Соблазн был неодолим. Он робко протянул руку, нажал одну из клавиш. Механизм жутко лязгнул, как если бы кто-то передёрнул затвор карабина. Промелькнул молоточек, ударил по бумаге. Д. вздрогнул. С бумажного листа, прямо ему в переносицу уставилась круглая чёрная «О», словно ружейное дуло…
Он бежал прочь из комнаты, не дожидаясь возвращения хозяйки.
Впрочем, проступок его остался без каких-либо последствий, хотя всё же Д. стеснялся сам вернуться к Елизавете Ивановне за рукописью. Три дня спустя бумаги ему принесла Настасья, работавшая в доме кухаркой и прислугой.

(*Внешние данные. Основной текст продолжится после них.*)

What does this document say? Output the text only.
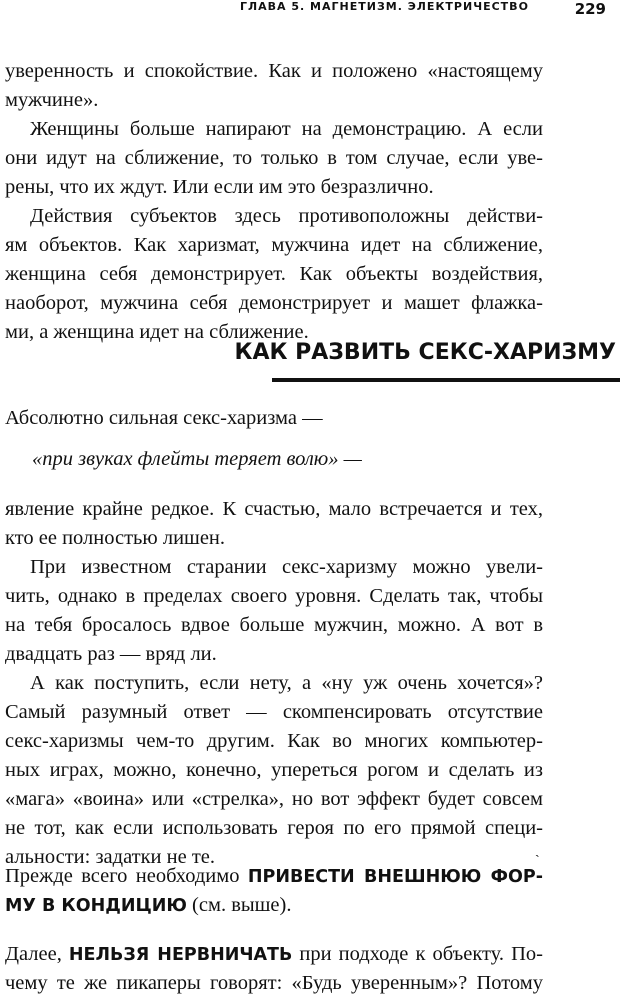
ГЛАВА 5. МАГНЕТИЗМ. ЭЛЕКТРИЧЕСТВО	229
уверенность и спокойствие. Как и положено «настоящему
мужчине».
Женщины больше напирают на демонстрацию. А если
они идут на сближение, то только в том случае, если уве-
рены, что их ждут. Или если им это безразлично.
Действия субъектов здесь противоположны действи-
ям объектов. Как харизмат, мужчина идет на сближение,
женщина себя демонстрирует. Как объекты воздействия,
наоборот, мужчина себя демонстрирует и машет флажка-
ми, а женщина идет на сближение.
КАК РАЗВИТЬ СЕКС-ХАРИЗМУ
Абсолютно сильная секс-харизма —
«при звуках флейты теряет волю» —
явление крайне редкое. К счастью, мало встречается и тех,
кто ее полностью лишен.
При известном старании секс-харизму можно увели-
чить, однако в пределах своего уровня. Сделать так, чтобы
на тебя бросалось вдвое больше мужчин, можно. А вот в
двадцать раз — вряд ли.
А как поступить, если нету, а «ну уж очень хочется»?
Самый разумный ответ — скомпенсировать отсутствие
секс-харизмы чем-то другим. Как во многих компьютер-
ных играх, можно, конечно, упереться рогом и сделать из
«мага» «воина» или «стрелка», но вот эффект будет совсем
не тот, как если использовать героя по его прямой специ-
альности: задатки не те.	ˏ
Прежде всего необходимо ПРИВЕСТИ ВНЕШНЮЮ ФОР-
МУ В КОНДИЦИЮ (см. выше).
Далее, НЕЛЬЗЯ НЕРВНИЧАТЬ при подходе к объекту. По-
чему те же пикаперы говорят: «Будь уверенным»? Потому
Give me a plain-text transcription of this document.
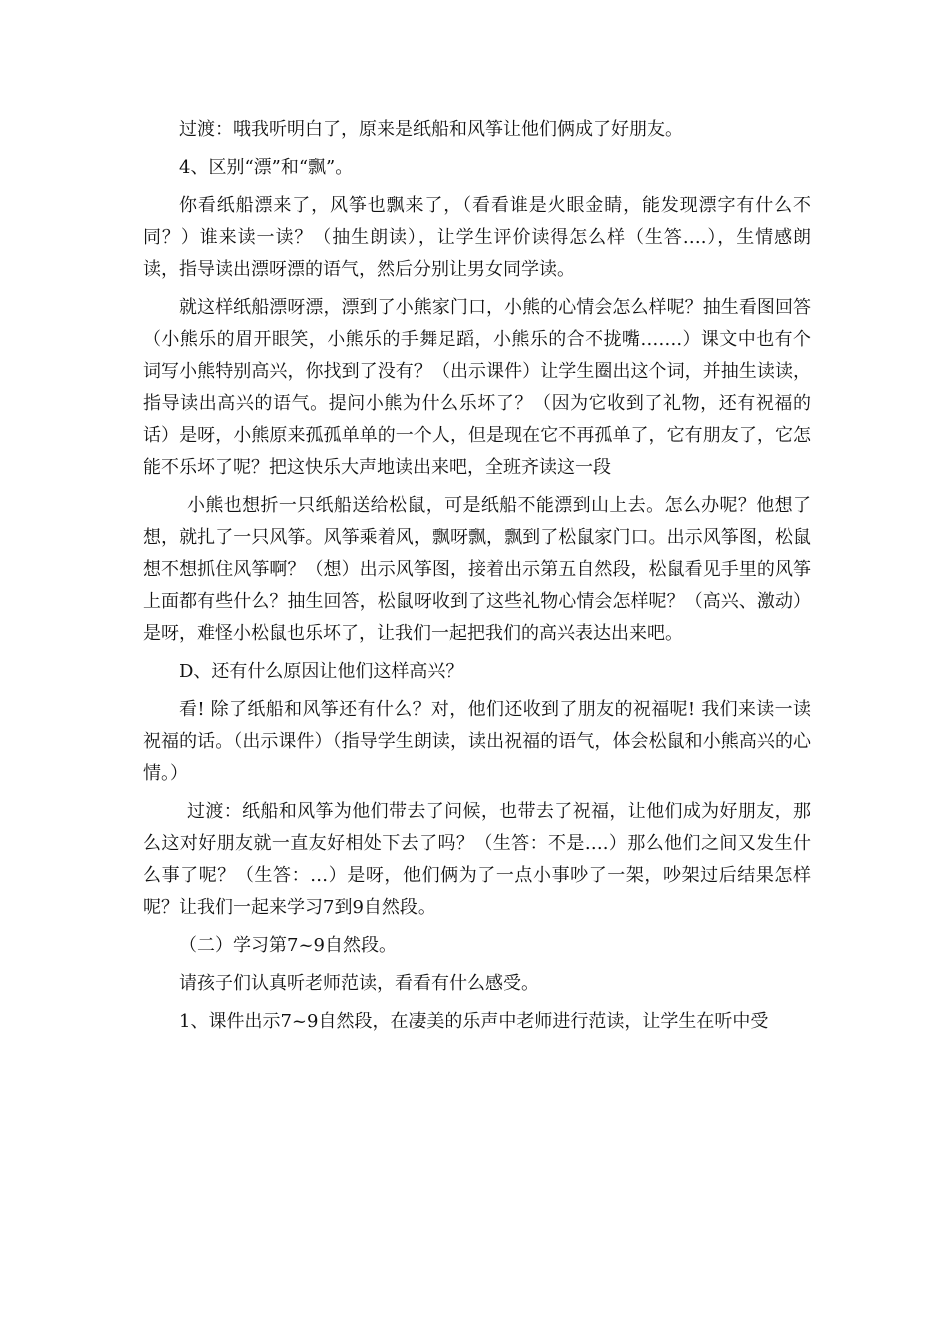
过渡：哦我听明白了，原来是纸船和风筝让他们俩成了好朋友。

4、区别“漂”和“飘”。

你看纸船漂来了，风筝也飘来了，（看看谁是火眼金睛，能发现漂字有什么不同？）谁来读一读？（抽生朗读），让学生评价读得怎么样（生答….），生情感朗读，指导读出漂呀漂的语气，然后分别让男女同学读。

就这样纸船漂呀漂，漂到了小熊家门口，小熊的心情会怎么样呢？抽生看图回答（小熊乐的眉开眼笑，小熊乐的手舞足蹈，小熊乐的合不拢嘴…….）课文中也有个词写小熊特别高兴，你找到了没有？（出示课件）让学生圈出这个词，并抽生读读，指导读出高兴的语气。提问小熊为什么乐坏了？（因为它收到了礼物，还有祝福的话）是呀，小熊原来孤孤单单的一个人，但是现在它不再孤单了，它有朋友了，它怎能不乐坏了呢？把这快乐大声地读出来吧，全班齐读这一段

小熊也想折一只纸船送给松鼠，可是纸船不能漂到山上去。怎么办呢？他想了想，就扎了一只风筝。风筝乘着风，飘呀飘，飘到了松鼠家门口。出示风筝图，松鼠想不想抓住风筝啊？（想）出示风筝图，接着出示第五自然段，松鼠看见手里的风筝上面都有些什么？抽生回答，松鼠呀收到了这些礼物心情会怎样呢？（高兴、激动）是呀，难怪小松鼠也乐坏了，让我们一起把我们的高兴表达出来吧。

D、还有什么原因让他们这样高兴？

看! 除了纸船和风筝还有什么？对，他们还收到了朋友的祝福呢! 我们来读一读祝福的话。（出示课件）（指导学生朗读，读出祝福的语气，体会松鼠和小熊高兴的心情。）

过渡：纸船和风筝为他们带去了问候，也带去了祝福，让他们成为好朋友，那么这对好朋友就一直友好相处下去了吗？（生答：不是….）那么他们之间又发生什么事了呢？（生答：…）是呀，他们俩为了一点小事吵了一架，吵架过后结果怎样呢？让我们一起来学习7到9自然段。

（二）学习第7~9自然段。

请孩子们认真听老师范读，看看有什么感受。

1、课件出示7~9自然段，在凄美的乐声中老师进行范读，让学生在听中受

Д. взялся просматривать отремингтоненные страницы и, видимо, напрасно. Он читал и не узнавал своей повести. Слова, его слова, которые он подбирал и выстраивал с таким одержимым старанием, сделались похожи на старые грязные истёртые монеты, что кидают нищим. Было омерзительно даже держать эти листы в руках. Он сжёг всё в печке - и машинный отпечаток, а заодно и осквернённую рукопись.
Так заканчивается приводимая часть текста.